Ссылки для упрощенного доступа

"Мстители" Александра Ступникова (3) – Сергей Ханженков


Владимир Тольц: В эфире заключительная, третья из передач по кинотриптиху минского режиссера-документалиста Александра Ступникова о мести и мстителях. Если о героях первых двух новелл фильма – Валерии Мурохе и Зиновии Кнеле - я впервые узнал из этой киноленты, то про героя заключительной части фильма впервые услышал почти 40 лет назад. В 1973 году его упомянул Александр Исаевич Солженицын в прогремевшем тогда по миру интервью, данному писателем "Ассошиэйтед Пресс" и газете "Монд". (Ну, а я по сходству этого имени с фамилией пионера российского кинематографа Ханжонкова это запомнил.) Солженицын сказал тогда:

"Вспоминается судьба Сергея Ханженкова, отсидевшего к 1973 году 7 лет за попытку – или даже намерение – взорвать глушитель в Минске. А ведь, исходя из общечеловеческих забот, нельзя понять этого преступника иначе, как борца за всеобщий мир".

Владимир Тольц: Много позже, знакомясь с материалами, которые мои друзья и коллеги, сотрудники Государственного архива Российской Федерации Ольга Эдельман, Владимир Козлов и Сергей Мироненко готовили к изданию в сборнике "Крамола: Инакомыслие в СССР при Хрущеве и Брежневе" (это были рассекреченные документы Верховного Суда и Прокуратуры СССР) я вновь наткнулся на это имя. И дело Сергея Николаевича Ханженкова особо заинтересовало меня, поскольку в ту пору я занимался историей иностранного радиовещания на Советский Союз. А то, что привело к аресту студента 4 курса Минского автодорожного института Сергея Ханженкова, было, как вы по цитате из солженицынского интервью понимаете, прямо с этой историей связано. Правда, в 1973-м Александр Исаевич несколько ошибся в датах: к тому времени Сергей, которого он назвал "борцом за всеобщий мир", уже отсидел свой десятилетний срок. Ныне о его деле много опубликовано, в том числе и в радиопередачах Свободы.

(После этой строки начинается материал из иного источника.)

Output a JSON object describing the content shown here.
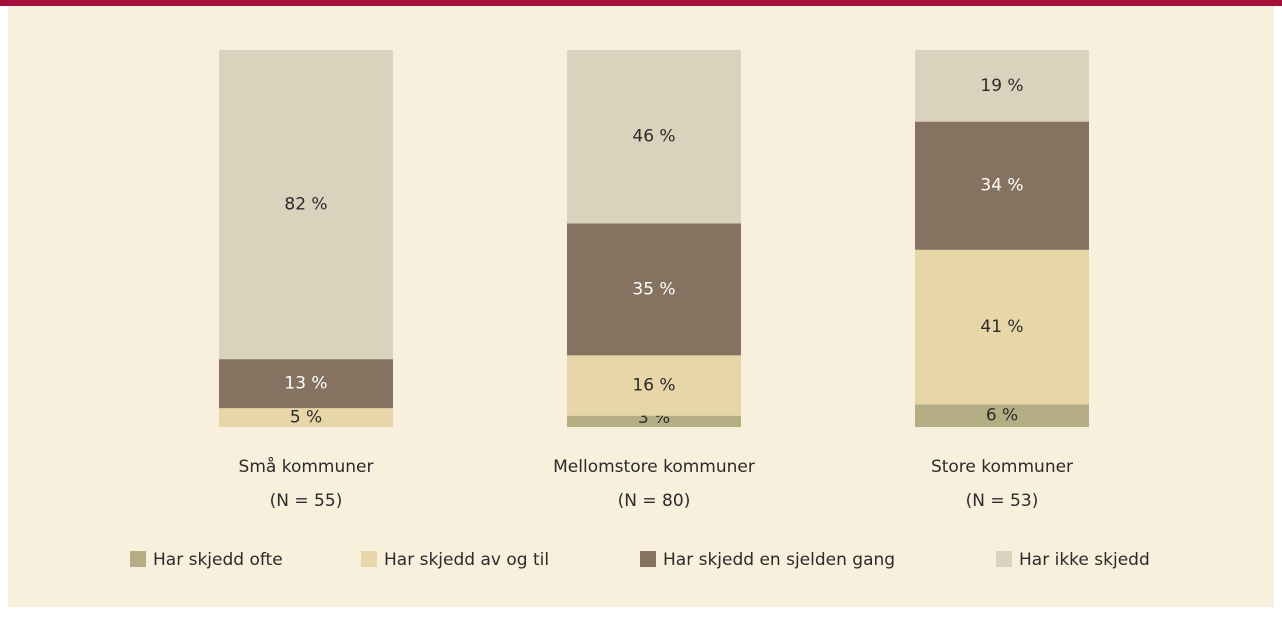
{
  "chart_data": {
    "type": "stacked_bar",
    "categories": [
      "Små kommuner",
      "Mellomstore kommuner",
      "Store kommuner"
    ],
    "category_notes": [
      "(N = 55)",
      "(N = 80)",
      "(N = 53)"
    ],
    "ylim": [
      0,
      100
    ],
    "legend": "bottom",
    "series": [
      {
        "name": "Har skjedd ofte",
        "color": "#b5ad84",
        "values": [
          null,
          3,
          6
        ],
        "value_labels": [
          null,
          "3 %",
          "6 %"
        ]
      },
      {
        "name": "Har skjedd av og til",
        "color": "#e6d6a8",
        "values": [
          5,
          16,
          41
        ],
        "value_labels": [
          "5 %",
          "16 %",
          "41 %"
        ]
      },
      {
        "name": "Har skjedd en sjelden gang",
        "color": "#857261",
        "values": [
          13,
          35,
          34
        ],
        "value_labels": [
          "13 %",
          "35 %",
          "34 %"
        ]
      },
      {
        "name": "Har ikke skjedd",
        "color": "#dbd2bd",
        "values": [
          82,
          46,
          19
        ],
        "value_labels": [
          "82 %",
          "46 %",
          "19 %"
        ]
      }
    ]
  }
}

Но то, что вы услышите сегодня, в эфире впервые.
Для краткого введения в суть вопроса, процитируем фрагменты обвинительного заключения по этому делу и показаний обвиняемого. (Думаю, о специфике этих документов, отражающей особенности мировосприятия тогдашней советской юстиции специально распространяться не стоит – она очевидна.)

"Произведенным по делу расследованием установлено, что Ханженков, систематически прослушивая с 1958 года антисоветские передачи зарубежных радиостанций, попал под влияние буржуазной идеологии и , начиная с весны 1962 года, проводил организационную деятельность по созданию антисоветской организации".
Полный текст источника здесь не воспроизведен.